The OCR first responded that they could not go forward with an investigation because it did not have jurisdiction over some of the parties involved in the complaint. The complaint is against New York state, the state legislature, Governor Andrew Cuomo, Comptroller Tom DiNapoli, the state Board of Regents and the state Education Department.
Now, the investigation will move forward, focusing on the Board of Regents and the Education Department, since the OCR has jurisdiction in those areas.
The Schenectady City complaint is here.
The Schenectady City superintendent says he can't believe any independent entity could look into the funding in New York State and see it as anything other than a problem:
"Yes, I'd say it's ground-breaking," Superintendent for Schenectady City Schools Larry Spring said. "I was cautiously optimistic that OCR would open it and investigate. It's the right thing to do. Hopefully, change will result from it."
According to a press release from the Schenectady School District, when Spring and Middletown Superintendant Kenneth Eastwood met with the Department of Education, the federal agency told them these complaints will be the first of their kind the Office for Civil Rights has investigated. A similar complaint was filed in Texas but was withdrawn to pursue the issue in court.

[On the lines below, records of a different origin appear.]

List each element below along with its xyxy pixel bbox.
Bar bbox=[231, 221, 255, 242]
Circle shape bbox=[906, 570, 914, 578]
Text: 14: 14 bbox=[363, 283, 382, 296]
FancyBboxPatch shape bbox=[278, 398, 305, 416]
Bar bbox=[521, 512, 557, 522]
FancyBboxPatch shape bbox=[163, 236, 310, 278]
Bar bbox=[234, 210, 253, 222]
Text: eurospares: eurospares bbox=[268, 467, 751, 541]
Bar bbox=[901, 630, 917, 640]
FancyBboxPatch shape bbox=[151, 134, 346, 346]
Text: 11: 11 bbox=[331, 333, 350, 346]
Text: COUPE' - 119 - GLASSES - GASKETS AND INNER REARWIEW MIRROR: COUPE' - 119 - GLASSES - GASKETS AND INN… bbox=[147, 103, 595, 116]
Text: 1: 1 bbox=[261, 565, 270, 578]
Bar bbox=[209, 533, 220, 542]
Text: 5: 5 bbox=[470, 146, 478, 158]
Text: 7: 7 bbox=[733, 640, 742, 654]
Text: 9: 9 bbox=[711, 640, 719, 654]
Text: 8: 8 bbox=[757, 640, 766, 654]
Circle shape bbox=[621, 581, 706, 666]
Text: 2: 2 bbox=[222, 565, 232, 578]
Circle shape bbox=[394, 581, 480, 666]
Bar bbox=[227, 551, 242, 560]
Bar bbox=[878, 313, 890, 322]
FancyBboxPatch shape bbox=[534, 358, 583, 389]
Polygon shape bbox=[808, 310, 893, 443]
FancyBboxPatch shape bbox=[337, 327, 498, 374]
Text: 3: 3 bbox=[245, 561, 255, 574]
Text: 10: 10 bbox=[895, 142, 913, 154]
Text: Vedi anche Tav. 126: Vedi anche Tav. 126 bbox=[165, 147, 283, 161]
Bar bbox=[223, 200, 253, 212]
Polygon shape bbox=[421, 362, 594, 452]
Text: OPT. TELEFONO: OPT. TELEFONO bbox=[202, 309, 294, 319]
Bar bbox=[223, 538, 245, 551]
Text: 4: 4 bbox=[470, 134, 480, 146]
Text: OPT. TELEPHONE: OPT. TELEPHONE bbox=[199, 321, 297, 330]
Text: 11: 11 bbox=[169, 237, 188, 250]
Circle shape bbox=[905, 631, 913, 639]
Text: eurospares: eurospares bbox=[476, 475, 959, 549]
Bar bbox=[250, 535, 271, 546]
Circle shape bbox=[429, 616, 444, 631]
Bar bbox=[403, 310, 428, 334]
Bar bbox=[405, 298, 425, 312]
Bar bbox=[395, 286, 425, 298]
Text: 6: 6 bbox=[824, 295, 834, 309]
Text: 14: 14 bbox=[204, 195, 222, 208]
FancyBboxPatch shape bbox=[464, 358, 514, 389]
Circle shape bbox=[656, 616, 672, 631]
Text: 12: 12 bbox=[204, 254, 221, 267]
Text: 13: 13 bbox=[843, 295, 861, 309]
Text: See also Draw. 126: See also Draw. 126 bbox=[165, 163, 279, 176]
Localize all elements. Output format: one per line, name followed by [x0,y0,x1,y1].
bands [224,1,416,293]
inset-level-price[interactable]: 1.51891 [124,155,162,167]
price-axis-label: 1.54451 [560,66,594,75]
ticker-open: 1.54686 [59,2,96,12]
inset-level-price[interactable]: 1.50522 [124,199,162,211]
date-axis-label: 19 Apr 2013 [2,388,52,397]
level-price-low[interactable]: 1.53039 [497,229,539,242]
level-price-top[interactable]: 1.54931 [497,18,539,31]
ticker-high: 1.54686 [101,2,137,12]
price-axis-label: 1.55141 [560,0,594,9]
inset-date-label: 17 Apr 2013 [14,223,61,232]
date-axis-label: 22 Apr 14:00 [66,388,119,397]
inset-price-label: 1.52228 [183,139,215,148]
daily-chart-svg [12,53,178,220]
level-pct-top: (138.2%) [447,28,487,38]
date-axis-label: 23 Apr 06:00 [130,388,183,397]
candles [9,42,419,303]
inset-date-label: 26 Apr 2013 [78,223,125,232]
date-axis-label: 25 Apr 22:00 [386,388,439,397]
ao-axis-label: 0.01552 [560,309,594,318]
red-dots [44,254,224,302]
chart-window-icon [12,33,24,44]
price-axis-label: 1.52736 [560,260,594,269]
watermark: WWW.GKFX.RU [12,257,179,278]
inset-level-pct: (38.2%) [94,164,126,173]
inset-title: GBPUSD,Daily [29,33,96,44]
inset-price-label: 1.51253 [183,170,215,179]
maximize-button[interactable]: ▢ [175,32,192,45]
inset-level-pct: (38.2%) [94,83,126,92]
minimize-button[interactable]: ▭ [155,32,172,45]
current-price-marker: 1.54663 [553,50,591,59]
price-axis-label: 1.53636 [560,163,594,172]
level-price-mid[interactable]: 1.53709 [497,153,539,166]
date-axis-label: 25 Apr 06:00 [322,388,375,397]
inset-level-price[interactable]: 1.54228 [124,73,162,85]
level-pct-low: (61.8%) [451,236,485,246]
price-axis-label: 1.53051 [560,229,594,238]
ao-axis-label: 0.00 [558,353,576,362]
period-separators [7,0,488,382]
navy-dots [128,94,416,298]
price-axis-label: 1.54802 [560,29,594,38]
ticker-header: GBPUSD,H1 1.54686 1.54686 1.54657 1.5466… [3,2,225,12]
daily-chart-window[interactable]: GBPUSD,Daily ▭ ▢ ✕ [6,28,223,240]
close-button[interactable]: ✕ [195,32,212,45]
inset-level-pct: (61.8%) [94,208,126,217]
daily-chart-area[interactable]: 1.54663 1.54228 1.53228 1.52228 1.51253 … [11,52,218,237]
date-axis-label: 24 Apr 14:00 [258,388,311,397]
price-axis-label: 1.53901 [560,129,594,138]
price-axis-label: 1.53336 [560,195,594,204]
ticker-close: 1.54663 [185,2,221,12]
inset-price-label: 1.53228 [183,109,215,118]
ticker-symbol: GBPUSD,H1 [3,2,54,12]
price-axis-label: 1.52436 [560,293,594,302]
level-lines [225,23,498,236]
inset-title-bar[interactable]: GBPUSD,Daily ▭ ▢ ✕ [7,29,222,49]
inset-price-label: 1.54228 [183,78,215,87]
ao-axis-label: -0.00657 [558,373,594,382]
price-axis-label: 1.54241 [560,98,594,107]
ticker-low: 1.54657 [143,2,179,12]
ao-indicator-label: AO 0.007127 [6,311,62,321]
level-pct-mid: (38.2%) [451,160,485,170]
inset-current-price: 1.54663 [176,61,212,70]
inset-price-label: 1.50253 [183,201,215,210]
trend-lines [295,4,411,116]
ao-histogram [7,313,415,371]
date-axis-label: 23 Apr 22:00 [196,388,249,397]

The release states that Schenectady and Middletown schools are among the 8 percent of schools in the state with minority-as majority student populations and are also shorted funding they are owed through the Foundation Aid Formula, which is funding required under the Campaign for Fiscal Equity court decision, which states that schools must be funded sufficiently to provide a sound basic education.
"It's a fact that school districts with higher concentrations of minority students are systemically underfunded," Spring said. "I can't see how any agency will investigate this and find it acceptable."
It's a shame that Cuomo and the legislature aren't a target of the investigation, since they're really the people behind the funding problems, but we'll have to take the investigation into NYSED and the Board of Regents for now.